In a pandemic, however, judges bear an extra responsibility to keep courthouses safe. Promising vaccine news gives hope for 2021. But Collin County and Smith are apparently confident of dodging COVID now.
On the county’s website is a July 1 notice outlining procedures that include “100 jurors to the Central Jury Room for voir dire for 1 case per day.” It says capacity for the room is 600 persons.
“It is certainly not my intention to force anyone who has COVID-19-related health concerns to participate in a jury trial,” said Smith, who was recently elected to a third term. “When a citizen is summoned for jury duty, the district clerk's office permits them to reschedule their service if they have health-related concerns about coming to the courthouse. Those who do appear are medically screened when entering the courthouse. I readily excuse anyone over 70 and anyone else who expresses health concerns or who objects to serving because of the pandemic. Throughout the process, we observe social distancing, face coverings, and frequent sanitization.
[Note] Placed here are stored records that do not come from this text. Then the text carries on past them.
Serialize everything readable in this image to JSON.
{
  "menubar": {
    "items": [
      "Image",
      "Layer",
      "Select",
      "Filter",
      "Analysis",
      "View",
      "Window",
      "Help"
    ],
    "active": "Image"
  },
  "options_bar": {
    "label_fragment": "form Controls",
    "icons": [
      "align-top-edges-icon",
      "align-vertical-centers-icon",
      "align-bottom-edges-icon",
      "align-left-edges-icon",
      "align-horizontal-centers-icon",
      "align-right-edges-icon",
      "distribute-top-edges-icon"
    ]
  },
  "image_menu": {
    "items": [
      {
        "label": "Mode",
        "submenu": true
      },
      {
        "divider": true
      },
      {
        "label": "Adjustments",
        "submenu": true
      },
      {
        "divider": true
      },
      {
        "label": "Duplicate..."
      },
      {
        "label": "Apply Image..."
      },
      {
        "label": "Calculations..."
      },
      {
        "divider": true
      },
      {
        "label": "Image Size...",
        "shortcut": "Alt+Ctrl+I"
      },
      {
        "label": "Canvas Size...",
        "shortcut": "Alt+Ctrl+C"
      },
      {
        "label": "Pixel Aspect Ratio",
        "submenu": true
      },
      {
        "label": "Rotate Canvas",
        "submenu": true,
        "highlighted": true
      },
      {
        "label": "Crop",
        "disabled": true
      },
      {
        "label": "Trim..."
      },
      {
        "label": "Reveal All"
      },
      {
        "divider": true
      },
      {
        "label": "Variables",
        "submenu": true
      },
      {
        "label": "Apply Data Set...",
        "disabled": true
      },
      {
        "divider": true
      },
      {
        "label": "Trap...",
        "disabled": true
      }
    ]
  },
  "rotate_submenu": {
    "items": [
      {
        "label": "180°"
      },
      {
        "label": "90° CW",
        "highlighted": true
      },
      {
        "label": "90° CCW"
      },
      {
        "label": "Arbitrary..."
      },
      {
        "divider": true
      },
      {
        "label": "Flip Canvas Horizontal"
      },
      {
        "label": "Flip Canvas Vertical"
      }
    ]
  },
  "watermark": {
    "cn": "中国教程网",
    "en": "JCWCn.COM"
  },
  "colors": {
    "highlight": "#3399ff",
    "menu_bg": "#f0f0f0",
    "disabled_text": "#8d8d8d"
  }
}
Plexiglass barriers have also been installed throughout the courthouse. When appropriate, we also permit some participants to appear remotely.”
In his days as a fireman, Willis said he was never selected for jury. But now an electrical contractor, he was picked as an alternate to a felony criminal case.
“It’s my civic duty, and I’m compelled to be there,” he said. “But you shouldn’t have to put your health at risk to fulfill your obligations.”
Two days after he was selected, Willis’ wife took ill with a fever and body aches. (Her COVID test was negative.) His daughter, who lives in Austin, is nine months pregnant. Before the trial began Monday, he phoned the court’s bailiff to talk about his apprehension.
“It was a whole ordeal,” Willis said. “He wanted a copy of my wife’s COVID test. I had no choice but to push back.”
Instead of showing up in person, Willis said he emailed the court with a detailed synopsis of his wife’s illness, his family’s delicate health situations and an explanation of his concerns. As of Wednesday afternoon, he had yet to receive a response.
“I want to be there, but under the right circumstances,” Willis said. “Sorry, but for me it’s safety first and family first. I think it’s a bad decision that the court is open and they’re calling in people for jury duty. It’s like we’re all guinea pigs, but the consequences could be fatal.”
Admitted Smith, “I am obligated to preserve, protect, and defend the constitutional rights of every person who comes before my court. However, I am not blind, nor insensitive, to the risks posed by gatherings such as jury trials. If people do not feel safe coming to the courthouse, perhaps it is time to discontinue jury trials until people feel safe.”